- Leader: Ihor Yukhnovskyi
- Founded: 1990
- Dissolved: 1994
- Ideology: Liberal democracy Anti-communism
- Political position: Big tent
- Verkhovna Rada (1990): 125 / 450

= Democratic Bloc (Ukraine) =

Political alliance in Ukraine

The Democratic Bloc (Демократичний Блок; Demokratychnyi Blok) was a political alliance and an electoral bloc in Ukraine founded during the election campaign to participate in the parliamentary election held in March 1990.

==History==
The elections in the spring of 1990 were the first where the Soviet-authorities allowed the formation of full-fledged political parties that varied in their political agendas. The first democratic bloc that consisted of smaller parties was formed during the election. The "Democratic Bloc" included the People's Movement of Ukraine (Rukh), Helsinki Watch Committee of Ukraine, Green World Association, and other organizations. It managed to obtain 111 seats out of 442 in Verkhovna Rada (Ukraine's parliament). The democratic deputies formed the "Narodna Rada" group, which consisted of around 90 to 125 members and was the opposition to the conservative-communist "group of 239" in the parliament ("for the sovereign Soviet Ukraine"). Ihor Yukhnovskyi became the leader of the group. The considered lack of parliamentary seats for the "Democratic Bloc" became one of the causes of the October 1990 "Revolution on Granite".

In the 1990 Ukrainian local elections "Democratic Bloc" won the elections in Lviv Oblast, Ivano-Frankivsk Oblast and Ternopil Oblast.

During the next parliamentary election of 1994 the above-mentioned parties didn't cooperate as "Democratic Bloc" but rather went their separate ways. Eventually, by the end of the 2000s, the People's Movement of Ukraine became part of the Our Ukraine block. Helsinki Watch Committee of Ukraine ceased to exist. Its 1990s offspring, Ukrainian Republican Party merged with Ukrainian People's Party and became part of Our Ukraine.

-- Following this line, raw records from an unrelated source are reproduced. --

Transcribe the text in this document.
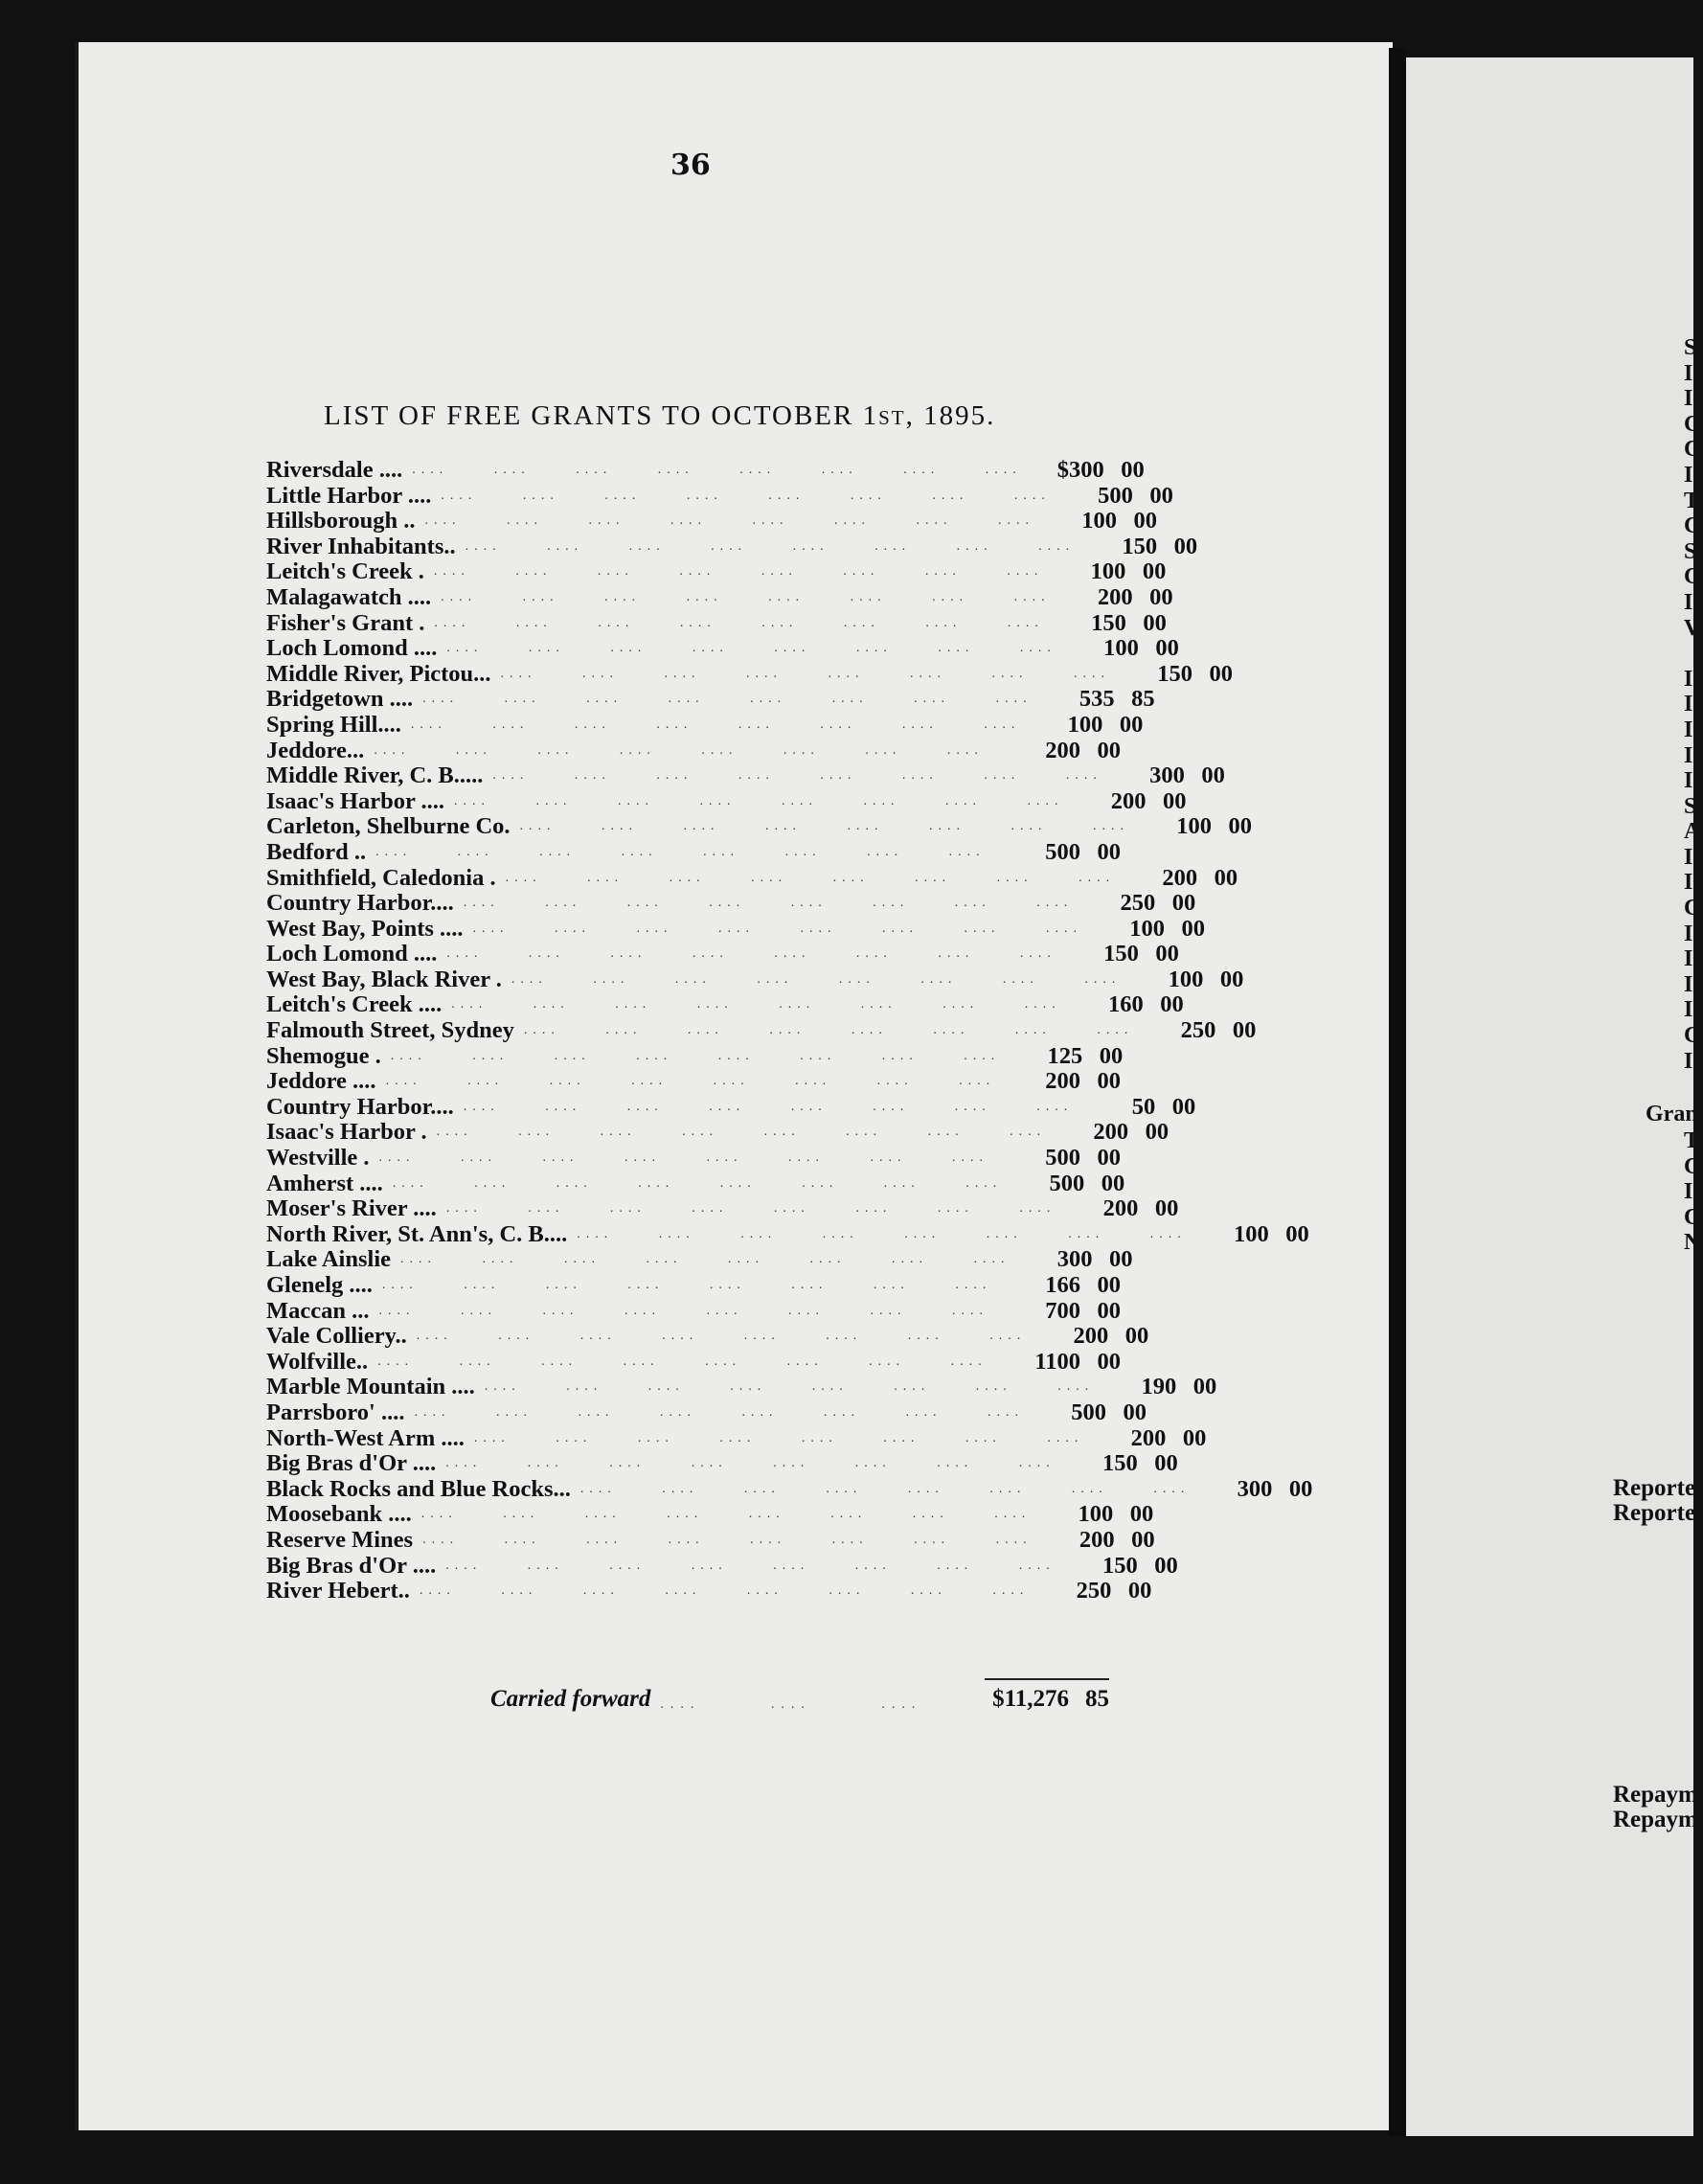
S
I
I
C
C
I
T
C
S
C
I
V
I
I
I
I
I
S
A
I
I
C
I
I
I
I
C
I
Gran
T
C
I
C
N
Reporte
Reporte
Repaym
Repaym
36
LIST OF FREE GRANTS TO OCTOBER 1ST, 1895.
Riversdale .... ....     ....     ....     ....     ....     ....     ....     ....	$300 00
Little Harbor .... ....     ....     ....     ....     ....     ....     ....     ....	500 00
Hillsborough .. ....     ....     ....     ....     ....     ....     ....     ....	100 00
River Inhabitants.. ....     ....     ....     ....     ....     ....     ....     ....	150 00
Leitch's Creek . ....     ....     ....     ....     ....     ....     ....     ....	100 00
Malagawatch .... ....     ....     ....     ....     ....     ....     ....     ....	200 00
Fisher's Grant . ....     ....     ....     ....     ....     ....     ....     ....	150 00
Loch Lomond .... ....     ....     ....     ....     ....     ....     ....     ....	100 00
Middle River, Pictou... ....     ....     ....     ....     ....     ....     ....     ....	150 00
Bridgetown .... ....     ....     ....     ....     ....     ....     ....     ....	535 85
Spring Hill.... ....     ....     ....     ....     ....     ....     ....     ....	100 00
Jeddore... ....     ....     ....     ....     ....     ....     ....     ....	200 00
Middle River, C. B..... ....     ....     ....     ....     ....     ....     ....     ....	300 00
Isaac's Harbor .... ....     ....     ....     ....     ....     ....     ....     ....	200 00
Carleton, Shelburne Co. ....     ....     ....     ....     ....     ....     ....     ....	100 00
Bedford .. ....     ....     ....     ....     ....     ....     ....     ....	500 00
Smithfield, Caledonia . ....     ....     ....     ....     ....     ....     ....     ....	200 00
Country Harbor.... ....     ....     ....     ....     ....     ....     ....     ....	250 00
West Bay, Points .... ....     ....     ....     ....     ....     ....     ....     ....	100 00
Loch Lomond .... ....     ....     ....     ....     ....     ....     ....     ....	150 00
West Bay, Black River . ....     ....     ....     ....     ....     ....     ....     ....	100 00
Leitch's Creek .... ....     ....     ....     ....     ....     ....     ....     ....	160 00
Falmouth Street, Sydney ....     ....     ....     ....     ....     ....     ....     ....	250 00
Shemogue . ....     ....     ....     ....     ....     ....     ....     ....	125 00
Jeddore .... ....     ....     ....     ....     ....     ....     ....     ....	200 00
Country Harbor.... ....     ....     ....     ....     ....     ....     ....     ....	50 00
Isaac's Harbor . ....     ....     ....     ....     ....     ....     ....     ....	200 00
Westville . ....     ....     ....     ....     ....     ....     ....     ....	500 00
Amherst .... ....     ....     ....     ....     ....     ....     ....     ....	500 00
Moser's River .... ....     ....     ....     ....     ....     ....     ....     ....	200 00
North River, St. Ann's, C. B.... ....     ....     ....     ....     ....     ....     ....     ....	100 00
Lake Ainslie ....     ....     ....     ....     ....     ....     ....     ....	300 00
Glenelg .... ....     ....     ....     ....     ....     ....     ....     ....	166 00
Maccan ... ....     ....     ....     ....     ....     ....     ....     ....	700 00
Vale Colliery.. ....     ....     ....     ....     ....     ....     ....     ....	200 00
Wolfville.. ....     ....     ....     ....     ....     ....     ....     ....	1100 00
Marble Mountain .... ....     ....     ....     ....     ....     ....     ....     ....	190 00
Parrsboro' .... ....     ....     ....     ....     ....     ....     ....     ....	500 00
North-West Arm .... ....     ....     ....     ....     ....     ....     ....     ....	200 00
Big Bras d'Or .... ....     ....     ....     ....     ....     ....     ....     ....	150 00
Black Rocks and Blue Rocks... ....     ....     ....     ....     ....     ....     ....     ....	300 00
Moosebank .... ....     ....     ....     ....     ....     ....     ....     ....	100 00
Reserve Mines ....     ....     ....     ....     ....     ....     ....     ....	200 00
Big Bras d'Or .... ....     ....     ....     ....     ....     ....     ....     ....	150 00
River Hebert.. ....     ....     ....     ....     ....     ....     ....     ....	250 00
Carried forward ....       ....       ....	$11,276 85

The Green World Association transformed itself into the Party of Greens of Ukraine, but that party hasn't won any seats in the Ukrainian Parliament since the 1998 parliamentary election.

After the 2012 Ukrainian parliamentary election only People's Movement of Ukraine was represented in Verkhovna Rada.
In the 2014 Ukrainian parliamentary election this party participated in 3 constituencies; but its candidates lost in all of them and thus the party won no parliamentary seats.